The Brattleboro Selectboard officially kicked off FY20 budget season at a meeting Tuesday night, in which they learned about the Police and Fire departments and where the Town expects to find revenue to pay for the budget.
It’s nice that the Selectboard reviews these matters, but this is really about you — the Brattleboro resident or visitor.
Let’s work our way backwards. The Town budget process is about your money.
If you own a home or rent an apartment in Brattleboro, you are very likely paying property taxes and utility fees. The property taxes are for choosing to live in Brattleboro and the utility fees are are for water and sewer if you use them. You might also buy trash bags, or pay fees to participate in recreational activities sponsored by the Town.
Visitors to town might be paying a tax on the hotel/AirBnB they stay at.
Locals and visitors alike might put some money into parking meters, or go out to eat.
All of this (and a bit more, such as fines and fees) counts as revenue for the Town of Brattleboro. The amount you and your neighbors contribute, ideally, covers the town’s cost of doing business.
Each year, what you pay gets recalculated, and that new rate goes into effect at the beginning of the fiscal (financial) year in July.
The people who approve and set this amount are Town Meeting Representatives. They meet in March to approve, reject, or alter the budget that has been suggested to them by the Selectboard.
They have been known to make some changes, and sometimes there are options presented to allow some flexibility, but generally this is a poor time for anyone to have a new request. Save it for next year unless it is an emergency.
From the start of budget season until the Brattleboro Selectboard approves the budget in late January is THE TIME to make your wishes known to the board. This is where the selectboard has the power to make substantive changes. Want more bike lanes? Want to see substantial fees for tree removal permits? Want salaries to change? This is the time to express your feelings to the board.
Budget season is also a great time to learn how the Town of Brattleboro works. To help the board, each department comes to a meeting and explains who they are and what they do. They talk about their programs, number of staff, and ideas they have for improvements or changes.
If you are new to town, watch or attend these meetings. It’s a two and half month crash course in town operations.
If you are or plan to become a Town Meeting Representative, it’s almost your duty to watch or attend these meetings so that you will be fully informed. (It should be mandatory, but that’s another Charter change.) This is the time where the budget is shaped and formed before the approval processes kick in. A Town Meeting Representative would be wise to participate throughout the budget process, as this is where EVERYTHING the Town does is discussed, and the representative would then be fully informed to speak with their constituents — the people they represent.
And if you live in Brattleboro, this is the time to pay close attention and remind the board of your personal priorities. Are high taxes crushing you? Now is the time to bring it up. This is where you can influence how much your share will cost next year. Do you think Brattleboro is slumming and needs to spend more? Go argue for higher revenue… right now.
Have I stressed enough how important it is to participate right now?

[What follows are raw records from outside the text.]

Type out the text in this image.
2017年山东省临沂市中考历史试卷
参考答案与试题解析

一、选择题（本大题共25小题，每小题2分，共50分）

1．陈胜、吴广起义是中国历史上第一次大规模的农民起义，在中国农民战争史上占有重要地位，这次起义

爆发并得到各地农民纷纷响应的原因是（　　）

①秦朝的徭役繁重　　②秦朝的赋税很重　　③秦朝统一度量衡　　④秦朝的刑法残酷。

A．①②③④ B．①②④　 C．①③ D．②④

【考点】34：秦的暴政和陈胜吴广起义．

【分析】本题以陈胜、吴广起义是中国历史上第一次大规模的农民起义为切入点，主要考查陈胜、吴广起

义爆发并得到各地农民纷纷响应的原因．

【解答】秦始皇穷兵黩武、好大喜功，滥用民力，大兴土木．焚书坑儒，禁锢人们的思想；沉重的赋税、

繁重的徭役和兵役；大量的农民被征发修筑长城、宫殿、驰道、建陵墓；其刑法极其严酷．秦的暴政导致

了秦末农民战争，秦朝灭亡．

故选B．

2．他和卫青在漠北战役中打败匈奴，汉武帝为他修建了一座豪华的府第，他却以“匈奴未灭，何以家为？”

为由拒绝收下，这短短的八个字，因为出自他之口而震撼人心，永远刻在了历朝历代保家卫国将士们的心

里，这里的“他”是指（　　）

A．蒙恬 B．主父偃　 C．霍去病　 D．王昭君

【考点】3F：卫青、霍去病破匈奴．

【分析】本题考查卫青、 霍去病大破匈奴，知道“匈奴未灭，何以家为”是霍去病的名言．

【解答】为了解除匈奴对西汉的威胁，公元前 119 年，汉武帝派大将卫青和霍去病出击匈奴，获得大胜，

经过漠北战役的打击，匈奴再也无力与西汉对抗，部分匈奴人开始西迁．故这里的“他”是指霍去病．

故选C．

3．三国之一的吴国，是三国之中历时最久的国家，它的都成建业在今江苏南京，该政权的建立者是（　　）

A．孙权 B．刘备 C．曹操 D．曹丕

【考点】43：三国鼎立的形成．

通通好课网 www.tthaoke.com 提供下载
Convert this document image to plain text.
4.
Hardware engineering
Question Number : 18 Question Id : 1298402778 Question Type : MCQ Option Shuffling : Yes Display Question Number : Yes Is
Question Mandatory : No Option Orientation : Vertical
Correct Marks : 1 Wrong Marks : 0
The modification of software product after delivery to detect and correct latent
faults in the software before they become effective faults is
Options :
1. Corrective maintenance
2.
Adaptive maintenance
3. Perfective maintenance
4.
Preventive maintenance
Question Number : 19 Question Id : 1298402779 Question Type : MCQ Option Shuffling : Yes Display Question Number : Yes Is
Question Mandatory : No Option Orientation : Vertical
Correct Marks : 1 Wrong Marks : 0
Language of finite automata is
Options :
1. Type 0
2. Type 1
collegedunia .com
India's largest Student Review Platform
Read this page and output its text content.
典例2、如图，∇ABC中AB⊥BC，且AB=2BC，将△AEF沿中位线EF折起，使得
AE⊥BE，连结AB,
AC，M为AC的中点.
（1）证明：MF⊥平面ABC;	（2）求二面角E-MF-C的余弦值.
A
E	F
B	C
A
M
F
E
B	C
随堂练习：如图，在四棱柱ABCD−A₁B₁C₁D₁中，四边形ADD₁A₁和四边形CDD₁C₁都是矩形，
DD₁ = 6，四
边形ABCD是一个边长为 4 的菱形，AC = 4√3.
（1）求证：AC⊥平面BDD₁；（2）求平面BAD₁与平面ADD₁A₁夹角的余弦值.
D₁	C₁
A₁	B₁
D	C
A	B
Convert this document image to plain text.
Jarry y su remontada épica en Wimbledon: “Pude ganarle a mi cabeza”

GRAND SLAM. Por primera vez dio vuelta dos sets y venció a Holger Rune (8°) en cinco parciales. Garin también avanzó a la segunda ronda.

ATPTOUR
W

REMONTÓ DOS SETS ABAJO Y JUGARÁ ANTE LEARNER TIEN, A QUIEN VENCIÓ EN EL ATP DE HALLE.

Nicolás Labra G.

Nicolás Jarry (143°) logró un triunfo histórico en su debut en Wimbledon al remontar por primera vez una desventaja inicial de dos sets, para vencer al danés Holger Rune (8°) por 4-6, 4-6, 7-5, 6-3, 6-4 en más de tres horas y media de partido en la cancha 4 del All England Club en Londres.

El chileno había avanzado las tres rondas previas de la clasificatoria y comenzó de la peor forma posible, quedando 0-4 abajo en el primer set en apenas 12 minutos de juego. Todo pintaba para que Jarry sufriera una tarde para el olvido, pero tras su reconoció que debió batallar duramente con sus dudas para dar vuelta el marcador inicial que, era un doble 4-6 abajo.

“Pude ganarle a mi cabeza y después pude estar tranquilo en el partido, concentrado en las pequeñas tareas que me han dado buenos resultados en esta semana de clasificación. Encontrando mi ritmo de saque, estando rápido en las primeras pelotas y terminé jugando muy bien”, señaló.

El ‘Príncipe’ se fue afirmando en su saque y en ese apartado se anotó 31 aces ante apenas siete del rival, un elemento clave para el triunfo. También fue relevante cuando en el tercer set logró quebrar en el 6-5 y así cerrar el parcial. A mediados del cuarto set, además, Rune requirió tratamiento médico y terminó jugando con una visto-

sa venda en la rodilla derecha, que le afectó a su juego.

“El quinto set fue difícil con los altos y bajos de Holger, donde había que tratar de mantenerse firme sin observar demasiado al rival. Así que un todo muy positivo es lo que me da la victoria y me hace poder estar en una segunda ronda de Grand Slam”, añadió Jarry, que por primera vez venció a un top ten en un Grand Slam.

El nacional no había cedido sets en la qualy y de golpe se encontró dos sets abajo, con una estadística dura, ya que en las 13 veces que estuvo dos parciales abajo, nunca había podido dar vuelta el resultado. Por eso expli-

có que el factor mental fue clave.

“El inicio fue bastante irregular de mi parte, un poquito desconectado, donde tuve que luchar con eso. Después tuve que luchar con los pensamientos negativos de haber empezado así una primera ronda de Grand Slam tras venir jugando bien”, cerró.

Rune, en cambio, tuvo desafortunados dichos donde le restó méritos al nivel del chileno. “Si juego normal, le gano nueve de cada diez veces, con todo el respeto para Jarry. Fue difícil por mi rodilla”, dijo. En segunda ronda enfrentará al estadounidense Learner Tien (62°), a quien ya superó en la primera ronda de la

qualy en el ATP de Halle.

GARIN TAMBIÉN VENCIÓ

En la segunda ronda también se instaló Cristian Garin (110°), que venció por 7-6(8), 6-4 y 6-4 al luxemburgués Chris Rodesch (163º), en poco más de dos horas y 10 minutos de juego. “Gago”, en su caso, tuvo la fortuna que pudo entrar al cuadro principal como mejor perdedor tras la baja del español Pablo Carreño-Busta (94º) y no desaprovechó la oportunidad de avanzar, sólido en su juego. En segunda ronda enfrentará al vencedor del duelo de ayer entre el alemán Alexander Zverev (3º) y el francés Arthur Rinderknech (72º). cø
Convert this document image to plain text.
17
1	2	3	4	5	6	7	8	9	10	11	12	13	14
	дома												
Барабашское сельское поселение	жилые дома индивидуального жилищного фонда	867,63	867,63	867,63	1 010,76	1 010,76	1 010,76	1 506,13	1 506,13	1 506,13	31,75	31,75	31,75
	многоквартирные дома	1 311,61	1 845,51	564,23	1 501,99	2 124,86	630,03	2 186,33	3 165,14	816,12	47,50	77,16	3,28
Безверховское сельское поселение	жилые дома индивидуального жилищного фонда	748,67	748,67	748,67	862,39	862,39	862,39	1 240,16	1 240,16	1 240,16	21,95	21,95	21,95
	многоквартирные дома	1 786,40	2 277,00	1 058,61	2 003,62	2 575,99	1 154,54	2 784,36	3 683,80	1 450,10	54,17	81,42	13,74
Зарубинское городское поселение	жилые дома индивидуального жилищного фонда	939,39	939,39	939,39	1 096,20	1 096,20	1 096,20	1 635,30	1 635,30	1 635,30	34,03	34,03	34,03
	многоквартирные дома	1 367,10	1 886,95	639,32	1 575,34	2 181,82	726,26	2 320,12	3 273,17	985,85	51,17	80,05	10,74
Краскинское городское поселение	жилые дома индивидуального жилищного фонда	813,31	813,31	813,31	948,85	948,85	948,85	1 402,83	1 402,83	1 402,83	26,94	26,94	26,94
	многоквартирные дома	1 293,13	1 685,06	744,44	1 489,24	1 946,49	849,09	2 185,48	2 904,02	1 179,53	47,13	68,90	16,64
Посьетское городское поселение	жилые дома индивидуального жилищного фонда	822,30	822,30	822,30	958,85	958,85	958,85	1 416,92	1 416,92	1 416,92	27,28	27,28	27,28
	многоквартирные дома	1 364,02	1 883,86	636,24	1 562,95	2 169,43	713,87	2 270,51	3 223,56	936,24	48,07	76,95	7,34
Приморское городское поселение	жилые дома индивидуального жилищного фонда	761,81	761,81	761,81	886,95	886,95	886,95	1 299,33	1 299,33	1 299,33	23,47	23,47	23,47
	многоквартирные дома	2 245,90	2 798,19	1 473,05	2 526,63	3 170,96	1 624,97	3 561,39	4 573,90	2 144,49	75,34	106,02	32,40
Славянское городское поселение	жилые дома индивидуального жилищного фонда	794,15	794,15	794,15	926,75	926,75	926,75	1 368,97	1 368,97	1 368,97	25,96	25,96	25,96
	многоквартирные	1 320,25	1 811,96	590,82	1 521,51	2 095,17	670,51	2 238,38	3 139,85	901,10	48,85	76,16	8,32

Let’s go back a bit further, though. Budget season really begins before budget season, around Labor Day. Town staff begins to prepare a draft budget for the Selectboard. Each of the department heads makes a plan for their department, and these calculations get compiled and balanced, with the Town Manager and Assistant Town Manager steering the process.
No one is winging it. There is a Long Term Financial Plan that gets reviewed before budget season as well as a Comprehensive Review of Town Operations. These documents guide decisions for years to come.
Some of what you will be paying has been determined earlier in the year, as some other town budgets (enterprise funds – their own little units that in theory pay for themselves) are set prior to budget season. Utility rates, parking, and waste removal are three areas outside of the general operating budget and sometimes set in the spring or summer. (You still pay for these services, so if you want to sway the board on these rates, look for them on the agenda earlier in the year.)
To review, utility rates are set at a different time of year. There is the Long Term Financial Plan and Comprehensive Review of Town Operations that guide decisions by the Town Manager and town staff as they prepare a draft budget. The draft budget is a suggestion, a rough guess, the hopes and dreams of town employees, and a list of what they think the public wants and will allow.
The selectboard, elected by the public, takes this draft and reviews it carefully in open meetings that you can attend and weigh in on. They hear from each department head, and can ask questions or make suggestions just like you.
They do this from early November through late January. If the public is silent, the board will generally assume they did the best they could do, and will approve the budget for presentation at Representative Town Meeting.
The public and Representatives are given ample time to discuss the budget prior to Representative Town Meeting. If constituents are silent, the Representative generally assumes that the budget is pretty good and often votes to approve it as is.
The best time for the general public to have an influence over the budget is during budget season, or before. The most difficult time is after it has been approved and sent to Representative Town Meeting.
Want to get smart? All the topic secret (meaning, of course, fully-available) information that the Selectboard receives for budget season is available to you, free of charge, on the Town’s website.
Lazy, too? We’ve added those documents as attachments to this article.
Pop quiz: When is the best time for the general public to have a say in the budget process?